Bimo mengajak masyarakat turut mengawasi integritas aparatur pajak. Setiap temuan mengenai pegawai DJP yang melakukan permintaan tidak semestinya atau menyalahgunakan kewenangan agar segera dilaporkan untuk ditindaklanjuti sesuai ketentuan.
Ansor Instruksikan Kader Jadi Teladan Kepatuhan Pajak
Ketua PW GP Ansor Jawa Timur, H. Musyaffa’ Syafril, mengakui bahwa pemahaman perpajakan di kalangan kader Ansor di sejumlah daerah masih perlu ditingkatkan. Kemitraan dengan DJP ini dinilai strategis untuk memperluas edukasi hingga ke tingkat cabang.
"Pemahaman dan kepatuhan pajak merupakan bagian penting dalam membangun perekonomian yang sehat serta meningkatkan daya saing pelaku usaha. Kami menginstruksikan para pimpinan cabang untuk patuh pajak sekaligus memberikan teladan kepatuhan perpajakan di daerah masing-masing," ujar Syafril.

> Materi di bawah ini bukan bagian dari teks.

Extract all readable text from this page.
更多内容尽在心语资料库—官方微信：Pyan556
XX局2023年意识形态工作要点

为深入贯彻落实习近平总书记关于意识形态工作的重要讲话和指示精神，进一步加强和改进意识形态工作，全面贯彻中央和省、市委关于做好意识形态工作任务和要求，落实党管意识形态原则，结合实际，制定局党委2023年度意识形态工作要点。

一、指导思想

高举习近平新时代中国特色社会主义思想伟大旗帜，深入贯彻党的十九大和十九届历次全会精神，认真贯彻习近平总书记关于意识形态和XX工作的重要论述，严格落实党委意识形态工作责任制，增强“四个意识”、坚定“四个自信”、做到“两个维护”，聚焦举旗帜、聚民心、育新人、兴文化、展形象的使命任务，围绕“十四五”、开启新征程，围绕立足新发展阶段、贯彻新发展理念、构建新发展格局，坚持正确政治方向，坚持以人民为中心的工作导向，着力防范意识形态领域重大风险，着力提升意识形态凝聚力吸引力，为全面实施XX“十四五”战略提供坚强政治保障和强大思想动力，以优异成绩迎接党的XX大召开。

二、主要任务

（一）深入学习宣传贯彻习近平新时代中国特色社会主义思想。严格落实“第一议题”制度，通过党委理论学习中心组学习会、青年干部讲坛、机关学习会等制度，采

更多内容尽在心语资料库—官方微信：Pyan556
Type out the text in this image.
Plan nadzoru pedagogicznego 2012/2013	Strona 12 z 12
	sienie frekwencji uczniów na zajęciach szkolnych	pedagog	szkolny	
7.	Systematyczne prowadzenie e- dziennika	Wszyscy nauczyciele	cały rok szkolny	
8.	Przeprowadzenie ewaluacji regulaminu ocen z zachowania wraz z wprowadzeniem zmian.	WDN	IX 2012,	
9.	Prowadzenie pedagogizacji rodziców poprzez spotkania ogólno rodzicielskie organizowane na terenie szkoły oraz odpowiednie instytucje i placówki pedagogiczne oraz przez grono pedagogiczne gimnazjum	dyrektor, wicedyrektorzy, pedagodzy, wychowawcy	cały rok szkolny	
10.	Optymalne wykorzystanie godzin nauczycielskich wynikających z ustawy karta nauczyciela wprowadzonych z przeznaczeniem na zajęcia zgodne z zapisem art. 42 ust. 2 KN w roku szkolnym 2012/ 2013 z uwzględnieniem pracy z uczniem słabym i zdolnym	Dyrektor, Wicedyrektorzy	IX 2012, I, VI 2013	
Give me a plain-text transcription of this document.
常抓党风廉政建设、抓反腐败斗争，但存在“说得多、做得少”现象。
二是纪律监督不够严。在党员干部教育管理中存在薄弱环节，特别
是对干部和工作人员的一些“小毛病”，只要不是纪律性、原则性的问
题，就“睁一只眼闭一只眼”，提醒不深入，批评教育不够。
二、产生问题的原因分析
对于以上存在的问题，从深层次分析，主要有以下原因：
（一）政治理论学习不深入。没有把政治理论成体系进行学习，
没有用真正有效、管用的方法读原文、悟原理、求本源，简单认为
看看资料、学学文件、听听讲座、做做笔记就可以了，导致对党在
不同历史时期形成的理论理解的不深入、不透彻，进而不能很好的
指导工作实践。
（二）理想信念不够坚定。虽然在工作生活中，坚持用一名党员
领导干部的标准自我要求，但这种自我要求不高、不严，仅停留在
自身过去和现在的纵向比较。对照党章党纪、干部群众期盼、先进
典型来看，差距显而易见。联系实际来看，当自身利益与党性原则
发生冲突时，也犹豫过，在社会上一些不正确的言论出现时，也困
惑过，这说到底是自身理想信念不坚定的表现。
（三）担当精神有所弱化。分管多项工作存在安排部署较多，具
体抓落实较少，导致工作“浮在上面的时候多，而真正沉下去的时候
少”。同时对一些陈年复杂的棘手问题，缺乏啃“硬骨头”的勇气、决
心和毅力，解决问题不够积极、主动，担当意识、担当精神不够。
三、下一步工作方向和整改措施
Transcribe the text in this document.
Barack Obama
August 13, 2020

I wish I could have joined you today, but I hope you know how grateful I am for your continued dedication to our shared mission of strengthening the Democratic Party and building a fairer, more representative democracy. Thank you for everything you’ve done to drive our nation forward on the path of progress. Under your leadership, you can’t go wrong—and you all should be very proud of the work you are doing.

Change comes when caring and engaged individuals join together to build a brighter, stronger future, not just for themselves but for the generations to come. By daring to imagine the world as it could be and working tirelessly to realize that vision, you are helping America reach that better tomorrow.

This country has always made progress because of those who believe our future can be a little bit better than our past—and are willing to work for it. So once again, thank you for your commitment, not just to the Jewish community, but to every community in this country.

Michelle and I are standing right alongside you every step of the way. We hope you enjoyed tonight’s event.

Ansor Economic Forum 2026 mengusung tema "Memahami Perpajakan Terbaru: Meningkatkan Literasi, Kepatuhan, dan Daya Saing Pelaku Usaha". Para peserta mendapat pemahaman mengenai regulasi terkini dan penerapannya dalam kegiatan usaha. Forum ini sekaligus menjadi ruang diskusi untuk menjawab berbagai persoalan perpajakan yang dihadapi kader dan pelaku UMKM di lapangan.